Every member of House Slytherin turns out to fight for Voldemort. I don't know how clearly Rowling could have put it for you. She's doesn't leave things up to fan's imaginations, hence the growing size of her books.

Midget Faded Rattlesnake
Joined
Aug '10
Midget Faded Rattlesnake
Kennedy Smith:  I think what you're getting at is "killer instinct" as a Slytherin trait, Midge.  The ability to act decisively without flinching. 

Yes, an ability to make cold-blooded calculations where others would be overcome with moral turmoil. Being the sort of person who can do this is not necessarily pleasant, but when no-one does it, more innocent people (or creatures) suffer.

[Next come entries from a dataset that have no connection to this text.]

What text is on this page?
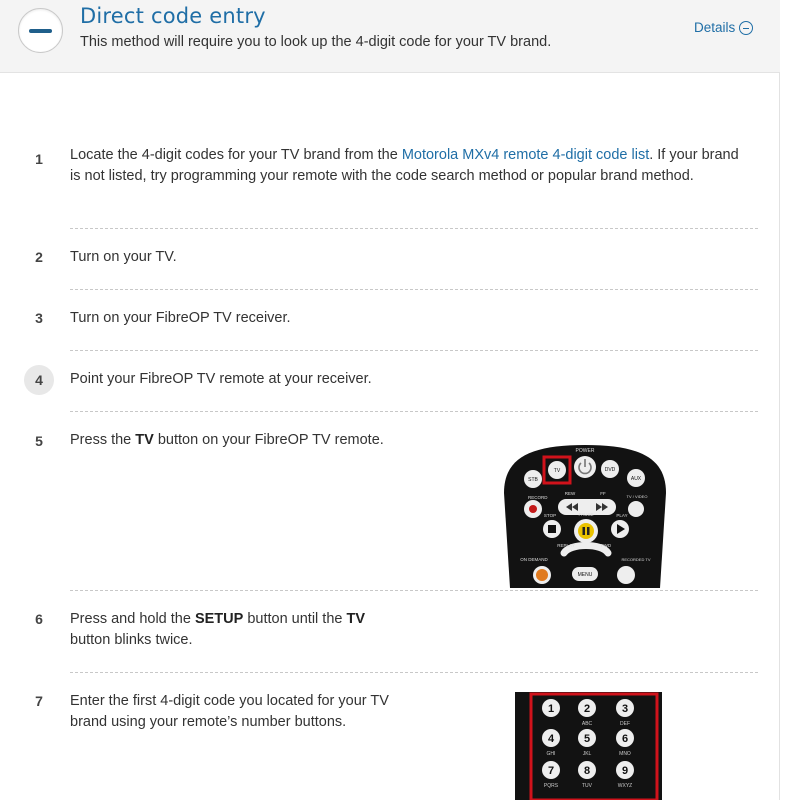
Direct code entry
This method will require you to look up the 4-digit code for your TV brand.
Details
1	Locate the 4-digit codes for your TV brand from the Motorola MXv4 remote 4-digit code list. If your brand is not listed, try programming your remote with the code search method or popular brand method.
2	Turn on your TV.
3	Turn on your FibreOP TV receiver.
4	Point your FibreOP TV remote at your receiver.
5	Press the TV button on your FibreOP TV remote.
STB
TV
POWER
DVD
AUX
RECORD
REW	FF
TV / VIDEO
STOP	PAUSE	PLAY
REPLAY	FWD
ON DEMAND
MENU
RECORDED TV
6	Press and hold the SETUP button until the TV button blinks twice.
7	Enter the first 4-digit code you located for your TV brand using your remote’s number buttons.
1	2
ABC
3
DEF
4
GHI
5
JKL
6
MNO
7
PQRS
8
TUV
9
WXYZ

But I think there's another philosophical point, too. Slytherin is also the house of self-interest. Self-interest is so deeply ingrained in human nature that, if virtue and self-interest are made wholly incompatible, there is no hope for virtue.

So if Hogwarts is seen as a "force for good", it is not surprising that it incorporates a "house of self-interest". Rather, it is an accurate reflection of human nature.

Edited on Dec 6, 2010 at 9:51am
Jules
Joined
May '10
Anang

Dumbledore and the dead heap praise on Harry for walking to his death. Unlike Neville who has actual scars on his face for standing up to bullies. When Harry looks in the mirror of Erised, he sees himself with the Philosopher's stone. Why? According to dumbledore, he got the stone because he wasn't seeking it. Dumbledore's ambition to have the Deathly Hallows cost him his life. In his speech in the train station, Harry never wanted them, so he deserved them. Death spares the brother with the invisibility cloak, because that's Rowling's true vision of courage, being invisible and not showing any ambition or motivation. Harry is the "Master of Death" because he never tried to be a survivor, as opposed to EVERY other character.When Gryffindors die its noble, when Slytherins die its because they're beyond salvation.

Compare that with Galadriel's words in the "Mirror of Galadriel" chapter.

for ere the fall of Nargothrond or Gondolin I passed over the mountains, and together through the ages of the world we have fought the long defeat."